I think a big reason most folks do not cook shellfish at home is because we shop for food at the supermarket. A supermarket favors foods with long shelf lives. Most of the food for sale in a supermarket is capable of sitting for weeks, months, even years without spoiling. This makes it easier for managers to pay attention to the smaller percentage of foods with shorter shelf lives, such as meat, fresh vegetables and dairy. There are greater losses, and thus less profit in selling these things, so a smart manager must choose carefully among them. Fresh fish, particularly shellfish, doesn’t stand much of a chance in this environment, as it’s extremely perishable. It’s simply not worth the risk, and thus uncommon in most supermarkets.
But living on the Lower East Side we’re not at the mercy of the supermarket when it comes to seafood. There are fishmongers all over the place. Those who prefer an upscale supermarket experience can go to Whole Foods. The Essex Street Market boasts two very worthy fishmongers (Rainbo Fish and New Star). I shop at both. Fishmongers dot the streets of Chinatown, ranging from excellent to dicey. (My favorite is Ocean Star, on the north corner of Grand and Chrystie. That’s usually where I get my shellfish, and I’ve never had a problem there – staff is friendly, turnover is high and prices are good). Those of us who want to cook clams or mussels at home have plenty of choices for sourcing them. Just be sure to buy them no more than an hour or two before cooking.
The cooking is easy: first scrub the shellfish, discarding any that have opened. Then make a cooking liquid in the bottom of a pot, toss in the clams or mussels and cover. About ten minutes later, when they have opened, serve in a bowl with the cooking liquid, some bread for sopping and a salad. (Discard any that fail to open after ten minutes).
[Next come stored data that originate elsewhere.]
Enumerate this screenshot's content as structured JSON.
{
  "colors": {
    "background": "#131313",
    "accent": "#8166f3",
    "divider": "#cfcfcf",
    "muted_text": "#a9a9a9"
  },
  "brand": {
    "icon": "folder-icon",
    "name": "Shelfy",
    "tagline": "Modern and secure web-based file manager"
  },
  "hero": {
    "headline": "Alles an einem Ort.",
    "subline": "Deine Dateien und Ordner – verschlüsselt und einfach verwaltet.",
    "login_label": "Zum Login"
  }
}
You won’t even need to add salt, as the shellfish are salty enough on their own.
I offered this type of recipe for mussels in this column last October. Here’s one for clams:
Clams in Garlic and Wine
18 Little or Top Neck clams, scrubbed
3 cloves garlic, chopped
2Tbs olive oil
glass dry white wine
handful of Italian parsley, chopped
Fry garlic in oil in bottom of pot for a minute or two. (Don’t let it brown). Add remaining ingredients, cover and simmer for about ten minutes until clams have opened. Serve in bowl with cooking liquid spooned over top of clams. Serves two.
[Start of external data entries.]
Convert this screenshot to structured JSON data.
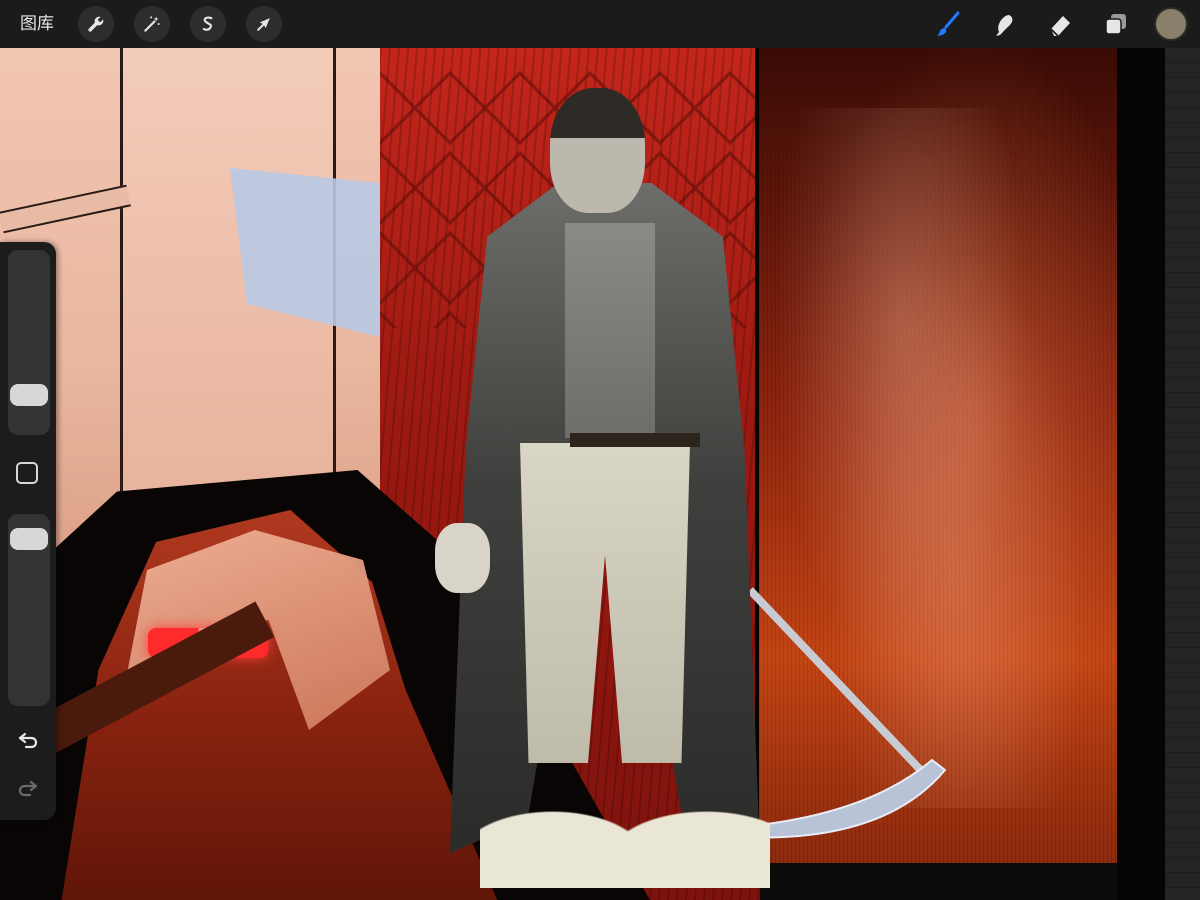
{
  "app": {
    "gallery_label": "图库"
  },
  "toolbar": {
    "left_tools": [
      {
        "name": "actions",
        "icon": "wrench-icon"
      },
      {
        "name": "adjustments",
        "icon": "magic-wand-icon"
      },
      {
        "name": "selection",
        "icon": "selection-s-icon"
      },
      {
        "name": "transform",
        "icon": "arrow-cursor-icon"
      }
    ],
    "right_tools": [
      {
        "name": "brush",
        "icon": "brush-icon",
        "active": true
      },
      {
        "name": "smudge",
        "icon": "smudge-icon",
        "active": false
      },
      {
        "name": "eraser",
        "icon": "eraser-icon",
        "active": false
      },
      {
        "name": "layers",
        "icon": "layers-icon",
        "active": false
      }
    ],
    "current_color": "#8a7f6b"
  },
  "sidebar": {
    "brush_size_level": 0.17,
    "brush_opacity_level": 0.93,
    "undo_icon": "undo-icon",
    "redo_icon": "redo-icon",
    "modify_icon": "square-icon"
  },
  "colors": {
    "accent_active": "#1f7cff",
    "toolbar_bg": "#1b1b1b",
    "icon_default": "#e6e6e6",
    "icon_dim": "#6a6a6a"
  }
}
If this clam recipe looks quite a bit like a sauce for pasta, that’s because it is. Substituting a small hunk of bread for a large plate of pasta makes for a lighter meal, with just about the same level of satisfaction. In the hot weather quick, light meals like these make sense. Just remember to be vigilant about getting the shells into the garbage and out of your apartment after you eat. Enjoy!
JP Bowersock is a professional musician and music producer who has toured the world repeatedly, eating at top restaurants and hole-in-the-wall joints. He is a serious home cook with over two decades’ experience cooking for family, friends and fellow rock and rollers. Mr Bowersock keeps a toe in the wine business as well, consulting for the wine lists of several neighborhood establishments, including Clandestino, 35 Canal St. When not on tour or in the recording studio he’s scouring the neighborhood for frugal food finds.
Dry, high acid wines tend not to drink so well by the glass, but are perfect at the table. My summer cooking veers toward Mediterranean seafood dishes, and a wine displaying “mouth watering” acidity goes well with such meals. A lovely example at Seward Park Liquors is Domaine Felines Jourdan, Picpoul de Pinet, 2011 ($15). The Picpoul grape was once hugely popular in France, until phylloxera decimated the vines, nearly wiping out this ancient variety. Some of the last stands of it are in the sandy, coastal soils of the Languedoc, where this wine is made. On the nose it’s more floral than fruity, and in the mouth there’s a slight minerality. But the high, yet balanced acidity coupled with its dryness are what make this wine special at the table.